A week ago this time the federal government was simply trying to prop up two big banks and an insurance company. Now they're going to spend 700 billion - billion, with a "b" - to prop up all of Wall Street to keep credit flowing and avoid a meltdown of the national and possibly global economy. I don't have an opinion of this. I know we can't just throw a loan willy-nilly to the greed-heads who run our economy, but something has to be done. But is this the right thing? Hmm, maybe I do have an opinion about this after all. . . .

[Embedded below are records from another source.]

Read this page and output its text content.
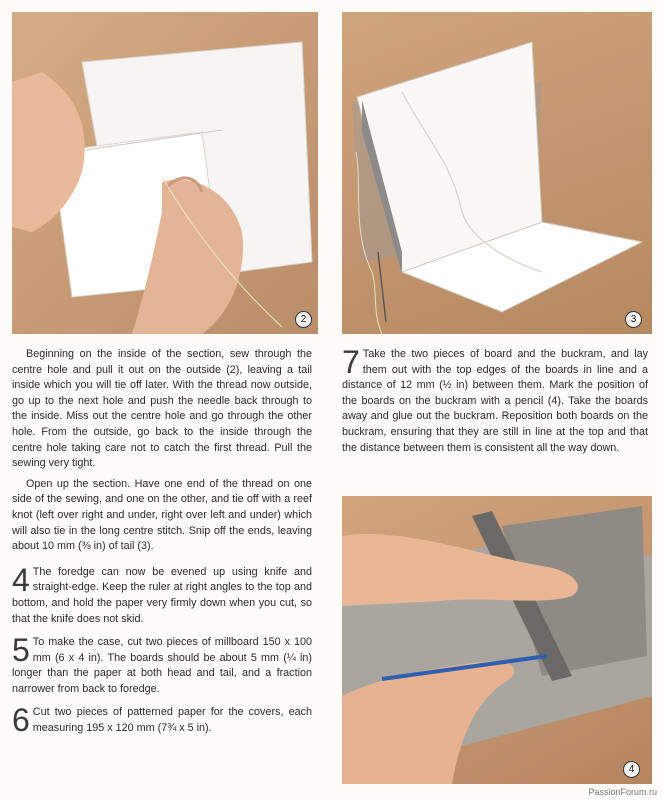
2	3
4

Beginning on the inside of the section, sew through the centre hole and pull it out on the outside (2), leaving a tail inside which you will tie off later. With the thread now outside, go up to the next hole and push the needle back through to the inside. Miss out the centre hole and go through the other hole. From the outside, go back to the inside through the centre hole taking care not to catch the first thread. Pull the sewing very tight.

Open up the section. Have one end of the thread on one side of the sewing, and one on the other, and tie off with a reef knot (left over right and under, right over left and under) which will also tie in the long centre stitch. Snip off the ends, leaving about 10 mm (⅜ in) of tail (3).

4 The foredge can now be evened up using knife and straight-edge. Keep the ruler at right angles to the top and bottom, and hold the paper very firmly down when you cut, so that the knife does not skid.
5 To make the case, cut two pieces of millboard 150 x 100 mm (6 x 4 in). The boards should be about 5 mm (¼ in) longer than the paper at both head and tail, and a fraction narrower from back to foredge.
6 Cut two pieces of patterned paper for the covers, each measuring 195 x 120 mm (7¾ x 5 in).
7 Take the two pieces of board and the buckram, and lay them out with the top edges of the boards in line and a distance of 12 mm (½ in) between them. Mark the position of the boards on the buckram with a pencil (4). Take the boards away and glue out the buckram. Reposition both boards on the buckram, ensuring that they are still in line at the top and that the distance between them is consistent all the way down.
PassionForum.ru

John McCain almost didn't debate Barack Obama last night, claiming to want to put it off because of the financial crisis, which he pledged to help solve. But even when a deal failed to materialize, McCain was confident that a deal could be reached. The only problem is, he didn't do anything to facilitate a deal this week, and he's been AWOL on the issue of the economy much of the year, not having voted on Senate bills since April. Barack Obama has been out of the Senate a lot too, of course, but he didn't suggest calling off the debate and, quite frankly, would be the first to admit that going back to Washington wasn't going to - and didn't - solve anything.

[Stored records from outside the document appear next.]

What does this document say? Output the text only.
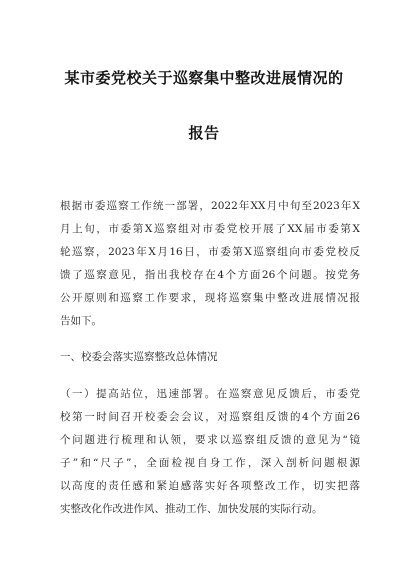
某市委党校关于巡察集中整改进展情况的
报告
根据市委巡察工作统一部署，2022年XX月中旬至2023年X
月上旬，市委第X巡察组对市委党校开展了XX届市委第X
轮巡察，2023年X月16日，市委第X巡察组向市委党校反
馈了巡察意见，指出我校存在4个方面26个问题。按党务
公开原则和巡察工作要求，现将巡察集中整改进展情况报
告如下。
一、校委会落实巡察整改总体情况
（一）提高站位，迅速部署。在巡察意见反馈后，市委党
校第一时间召开校委会会议，对巡察组反馈的4个方面26
个问题进行梳理和认领，要求以巡察组反馈的意见为“镜
子”和“尺子”，全面检视自身工作，深入剖析问题根源
以高度的责任感和紧迫感落实好各项整改工作，切实把落
实整改化作改进作风、推动工作、加快发展的实际行动。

So the debate was held last night. I was at a concert - Graham Parker, whom I finally saw after waiting over a decade for the opportunity - so I missed it, but I hope to see the repeat on MSNBC tomorrow. From what I gather, McCain didn't do too well, failing to make any eye contact with Obama and still being unclear on the relationship between Spain and the United States, confusing the European NATO ally with a Latin American banana republic.
McCain may have thought Iraq and Pakistan shared a border, but he's still more adept with geography than running mate Sarah Palin, who knows her home state of Alaska is between Russia and Canada but somehow fails to understand that Alaska, the most remote state, is between the Chukotka Autonomous Okrug and the Yukon Territory, the two most remote places in Russia and Canada, respectively. In other words, her state's location hardly makes her an international affairs expert. Her incoherent explanation of how Vladimir Putin's plane enters American air space through Alaska led me to wonder why Putin would fly east from Moscow to get to Washington or New York for a summit - and over the International Date Line - when flying west would be easier. But then, what do you expect from someone who didn't even have a passport until last year?
She makes Dan Quayle look Periclean.